Portugal’s Augusto Santos Silva made the comments to journalists after a meeting this week by videoconference with Germany’s Chancellor, Angela Merkel, and the prime ministers of Portugal and Slovenia, António Costa and Janez Jansa.
“The main priority of the German EU presidency”, which “is an immediate priority”, Santos Silva said, is “in July 2020 to seek to close the agreement on the new Multiannual Financial Framework, the EU budget for the next seven years, and also on the New Generation programme, that is the EU economic recovery plan.”
As a result, Portugal, whose EU stint runs from January 1 to June 30 2021, “will have the absolutely essential task of starting its implementation, of ensuring that the resources of the multiannual budget and the resources of the recovery plan are effectively on the ground from next January,” Santos Silva stressed.
The same applies if the German presidency succeeds in what is its “second major priority”, namely “seeking agreement on the future relationship between the EU and the United Kingdom,” following the latter’s departure from the EU, which formally took place on 31 January 2020 but with a transitional period that runs until the end of 2020.

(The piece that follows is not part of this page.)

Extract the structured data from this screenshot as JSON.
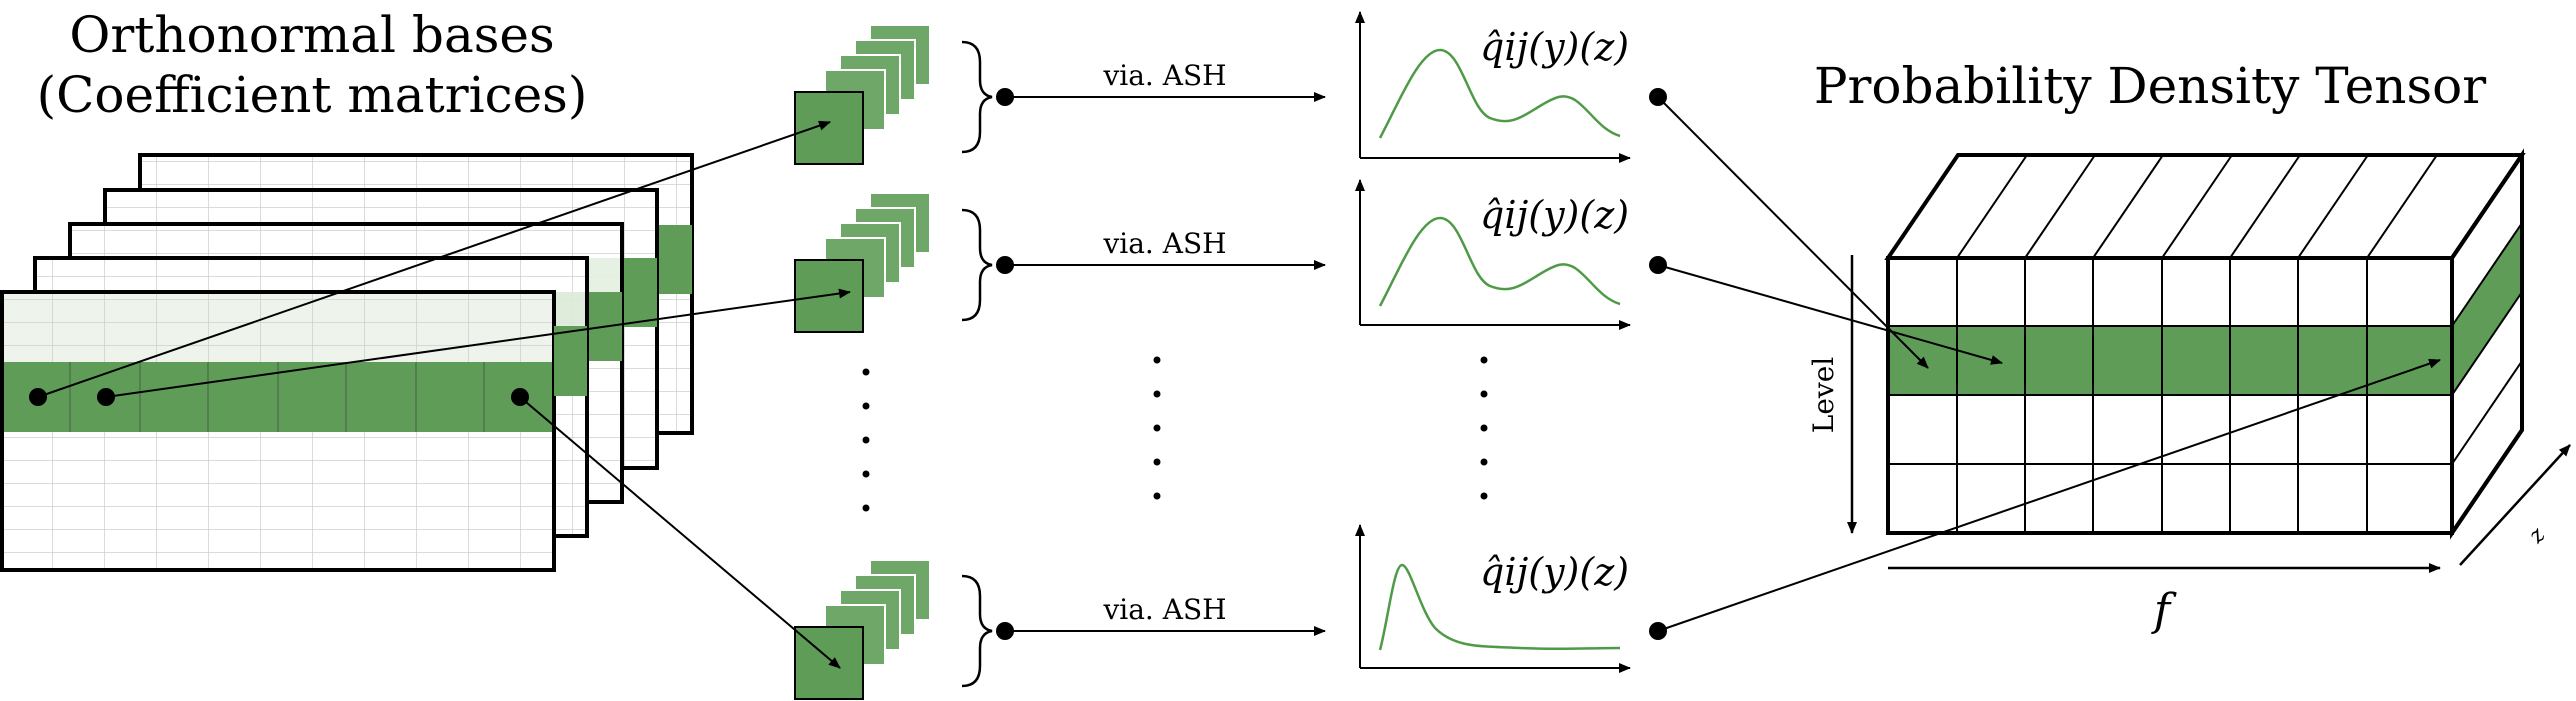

“We will have until the end of December 2020 to negotiate an agreement with the United Kingdom that allows there to be no break in the economic relationship, but also in other areas between the two entities, from January 2021,” said Santos Silva. “And, of course, if the German presidency also concludes, as we wish and hope, the agreement on the future relationship with the United Kingdom, it will be up to the Portuguese presidency to mark its signature and execution.”
EU leaders are currently discussing a proposal presented by the European Commission at the end of May for an EU budget covering the next seven years and, linked to that, an economic recovery fund to alleviate the crisis caused by the Covid-19 pandemic.
After an informal EU Council meeting last Friday, also by videoconference, that ended without agreement, the European Council president, Charles Michel, announced earlier this week that the heads of state and government are to meet again at a summit, this time face to face, on July 17 and 18 in Brussels.